Sonntag, Dezember 22, 2024

Wirtschaftskriminalität ist längst realer Bestandteil des Wirtschaftslebens geworden. Der Großteil der Täter kommt selbst aus dem betroffenen Unternehmen, viele sind in Führungspositionen tätig.

Männlich, um die 40, in leitender Position, seit mehreren Jahren im Unternehmen tätig – das ist das typische Täterprofil eines Wirtschaftskriminellen. Nicht der wortkarge, seltsame Computerfreak oder dubiose Kontaktleute zur Mafia sind für Millionenschäden in den Unternehmen verantwortlich, wie es gängige Klischees gerne zeichnen. Die Betrüger tragen meist ein unscheinbares Antlitz.

Die Wirtschaftsprüfungsgesellschaft KPMG untersuchte 596 Wirtschaftsdelikte in 78 Ländern und kristallisierte daraus ein charakteristisches Profil. »Betrug kennt weder ein einheitliches Muster noch ein unveränderliches Gesicht«, warnen die Autoren der Studie zwar vor Vereinfachung. Gewisse Übereinstimmungen ziehen sich jedoch mehrheitlich durch diese Fälle: Es sind die netten, umgänglichen Kollegen, sehr häufig anerkannte Führungskräfte mit Hochschulabschluss. Wirtschaftskriminelle sind meist zwischen 36 und 45 Jahre alt und in Managementfunktionen oder im Bereich Finanzen bzw. Verkauf tätig. Fast zwei Drittel sind in dem Unternehmen, das sie betrügen, beschäftigt, viele schon seit mehr als sechs Jahren. 44 % der ertappten Täter galten als »hoch respektierte« Kollegen oder Vorgesetzte, freundlich und offen oder intellektuell beschlagen.

Unsichtbare Täter

Gerade deshalb bleibt ihr Vorgehen oft lange im Verborgenen. Niemand traut ihnen kriminelle Handlungen zu, die Kollegen sind nach dem Auffliegen meist völlig überrascht. Das häufigste Motiv ist Gier, aber auch Ehrgeiz oder ein ausgeprägtes Gefühl der Überlegenheit treibt manche verdiente Mitarbeiter abseits des Weges. Finden sie Komplizen, sind die Schäden besonders hoch.

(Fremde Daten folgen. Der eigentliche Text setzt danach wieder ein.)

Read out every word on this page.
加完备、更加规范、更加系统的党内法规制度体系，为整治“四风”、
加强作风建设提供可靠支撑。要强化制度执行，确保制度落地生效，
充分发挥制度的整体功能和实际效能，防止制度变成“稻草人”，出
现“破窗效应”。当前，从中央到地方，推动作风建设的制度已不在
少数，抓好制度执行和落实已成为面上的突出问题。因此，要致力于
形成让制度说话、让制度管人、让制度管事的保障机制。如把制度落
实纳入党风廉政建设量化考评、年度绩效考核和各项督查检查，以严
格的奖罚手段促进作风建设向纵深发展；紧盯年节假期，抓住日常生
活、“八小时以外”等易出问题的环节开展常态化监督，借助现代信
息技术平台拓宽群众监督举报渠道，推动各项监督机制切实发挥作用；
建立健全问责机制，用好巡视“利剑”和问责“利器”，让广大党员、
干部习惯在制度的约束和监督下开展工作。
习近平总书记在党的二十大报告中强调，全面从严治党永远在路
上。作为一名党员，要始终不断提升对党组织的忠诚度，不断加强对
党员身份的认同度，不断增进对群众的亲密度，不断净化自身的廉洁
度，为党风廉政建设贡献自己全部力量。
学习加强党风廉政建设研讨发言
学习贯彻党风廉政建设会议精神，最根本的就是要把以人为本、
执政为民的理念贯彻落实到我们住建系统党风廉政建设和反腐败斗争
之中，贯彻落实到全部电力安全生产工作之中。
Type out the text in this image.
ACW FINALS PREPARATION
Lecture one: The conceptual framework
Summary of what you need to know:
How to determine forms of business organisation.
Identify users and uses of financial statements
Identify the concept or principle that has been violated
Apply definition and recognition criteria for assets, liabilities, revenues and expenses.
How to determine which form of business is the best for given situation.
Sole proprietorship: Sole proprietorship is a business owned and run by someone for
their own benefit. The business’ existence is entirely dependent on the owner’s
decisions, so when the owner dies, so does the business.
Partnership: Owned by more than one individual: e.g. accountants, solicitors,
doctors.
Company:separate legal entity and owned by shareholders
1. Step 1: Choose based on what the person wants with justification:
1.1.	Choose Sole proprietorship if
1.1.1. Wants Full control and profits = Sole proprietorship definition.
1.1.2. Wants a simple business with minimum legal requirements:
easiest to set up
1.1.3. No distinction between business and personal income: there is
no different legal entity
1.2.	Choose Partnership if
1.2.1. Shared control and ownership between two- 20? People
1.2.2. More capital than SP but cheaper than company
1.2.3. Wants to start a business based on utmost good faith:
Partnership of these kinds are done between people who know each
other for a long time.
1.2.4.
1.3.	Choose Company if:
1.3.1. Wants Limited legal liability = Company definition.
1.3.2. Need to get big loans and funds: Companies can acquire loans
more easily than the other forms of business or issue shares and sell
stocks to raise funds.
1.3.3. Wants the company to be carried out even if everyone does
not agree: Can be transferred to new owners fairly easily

Laut Erhebungen der Unternehmensberatung PricewaterhouseCoopers (PwC) lagen die verursachten Kosten bei einem Fünftel der Opfer über einer Million US-Dollar. 2 % der Organisationen gaben als Schadenshöhe mehr als 100 Millionen US-Dollar an. Um weitere Auswirkungen, etwa auf Aktienkurse oder das Ansehen der Firma, zu vermeiden, werden die Vorfälle selten publik gemacht. Großteils kommt es nicht einmal zu einer Anzeige, die Angelegenheit wird intern geregelt.

Auch Berufsdetektiv Lukas Helmberger weist seine Klienten darauf hin, dass ein Gerichtsverfahren unter Umständen noch alles schlimmer machen könnte: »Der Auftraggeber will in der Regel, dass vergangener Schaden aufgedeckt und möglicherweise wieder gutgemacht wird. Wenn der Täter ins Gefängnis geht, hat der Unternehmer nichts davon.« Will man jedoch mögliche andere Kriminelle im Betrieb abschrecken, empfiehlt sich eine spektakuläre Inszenierung. »Der plakative Hinauswurf des Mitarbeiters, der am besten während der Mittagspause durch die Kantine abgeführt wird, hat sicher eine Innenwirkung, die für einige Zeit weitere Täter einbremst«, meint Helmberger. Dass die Vorfälle an die Öffentlichkeit gelangen, lässt sich dann aber nicht verhindern. Insbesondere wenn der Verdacht besteht, dass Produkte minderer Qualität an Kunden geliefert wurden, könnte der Schuss somit nach hinten losgehen.

Kommissar Zufall

Während der Krise haben viele Unternehmen auf der Suche nach Einsparungspotenzial ihre interne Revision intensiviert und stießen mitunter auf Ungereimtheiten in der Buchführung und Lagerhaltung. Forensiker vermuten dennoch, dass die Dunkelziffer noch um einiges höher liegt. Trotz zunehmender Kontrollen kommen viele Delikte gar nicht ans Licht, rund die Hälfte nur durch Zufall oder aufgrund von Hinweisen. Die Bandbreite reicht von Vermögensdelikten wie Betrug, Unterschlagung oder Diebstahl – die mit 34 % das Gros der Fälle ausmachen – über Verstöße gegen Patent- und Markenrechte (10 %) bis zu Korruptions- und Kartellfällen (6 %). Wettbewerbsdelikte machen gemeinsam zwar nur ein Drittel der Straftaten aus, der finanzielle Schaden fällt aber mit durchschnittlich 20 Millionen Euro pro betroffenem Unternehmen deutlich gravierender aus. Zudem leiden Reputation und Geschäftsbeziehungen nachhaltig. Diese indirekte Folgeschäden sind kaum zu kalkulieren, sie verletzen die Lebensadern der Betriebe.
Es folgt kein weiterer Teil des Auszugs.